L’Hercule, avec la docilité craintive de l’ours à la chaîne qui obéit à son maître, s’agenouilla en disant :

— Me voilà donc à genoux… moi, Mont-Liban… moi, qui vois à mes pieds les plus grandes dames d’Orange…

— Et c’est sur elles que je marche en marchant sur toi… — dit Siomara avec un geste de dédain superbe. — Baisse la tête… plus bas… plus bas encore !…

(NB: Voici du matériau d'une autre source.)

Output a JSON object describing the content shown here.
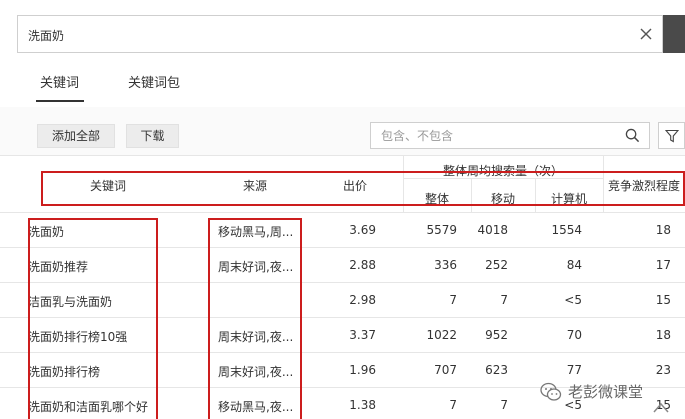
{
  "search": {
    "query": "洗面奶"
  },
  "tabs": [
    {
      "label": "关键词",
      "active": true
    },
    {
      "label": "关键词包",
      "active": false
    }
  ],
  "toolbar": {
    "add_all_label": "添加全部",
    "download_label": "下载",
    "filter_placeholder": "包含、不包含"
  },
  "table": {
    "group_header": "整体周均搜索量（次）",
    "columns": {
      "keyword": "关键词",
      "source": "来源",
      "bid": "出价",
      "total": "整体",
      "mobile": "移动",
      "computer": "计算机",
      "competition": "竞争激烈程度"
    },
    "rows": [
      {
        "keyword": "洗面奶",
        "source": "移动黑马,周...",
        "bid": "3.69",
        "total": "5579",
        "mobile": "4018",
        "computer": "1554",
        "competition": "18"
      },
      {
        "keyword": "洗面奶推荐",
        "source": "周末好词,夜...",
        "bid": "2.88",
        "total": "336",
        "mobile": "252",
        "computer": "84",
        "competition": "17"
      },
      {
        "keyword": "洁面乳与洗面奶",
        "source": "",
        "bid": "2.98",
        "total": "7",
        "mobile": "7",
        "computer": "<5",
        "competition": "15"
      },
      {
        "keyword": "洗面奶排行榜10强",
        "source": "周末好词,夜...",
        "bid": "3.37",
        "total": "1022",
        "mobile": "952",
        "computer": "70",
        "competition": "18"
      },
      {
        "keyword": "洗面奶排行榜",
        "source": "周末好词,夜...",
        "bid": "1.96",
        "total": "707",
        "mobile": "623",
        "computer": "77",
        "competition": "23"
      },
      {
        "keyword": "洗面奶和洁面乳哪个好",
        "source": "移动黑马,夜...",
        "bid": "1.38",
        "total": "7",
        "mobile": "7",
        "computer": "<5",
        "competition": "15"
      }
    ]
  },
  "watermark": {
    "text": "老彭微课堂"
  }
}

Le géant obéit, se prosterna la face presque sur la dalle… Alors Siomara, appuyant le bout de sa petite sandale brodée sur la nuque de ce taureau, lui dit :

— Te repens-tu de ton insolence ?

— Je m’en repens…

— Maintenant, hors d’ici ! — ajouta Siomara en le repoussant du pied, — hors d’ici au plus vite, et n’y rentre jamais !

— Siomara… tu méprises mon amour ! — reprit le gladiateur en se redressant sur ses genoux, où il resta un moment l’air implorant et désolé, — et pourtant je ne donne pas un coup d’épée sans prononcer ton nom ! je n’égorge pas un vaincu sans t’en faire honneur ! Je me ris de toutes les femmes qui me poursuivent de leur amour… Et, quand je me trouve trop malheureux de tes dédains, je vais m’enivrer dans les tavernes…

— Oui, — ajouta l’eunuque, — et il casse ensuite les pots sur la tête des cabaretiers.

— C’est ta faute, Siomara, — reprit le géant d’une voix lamentable.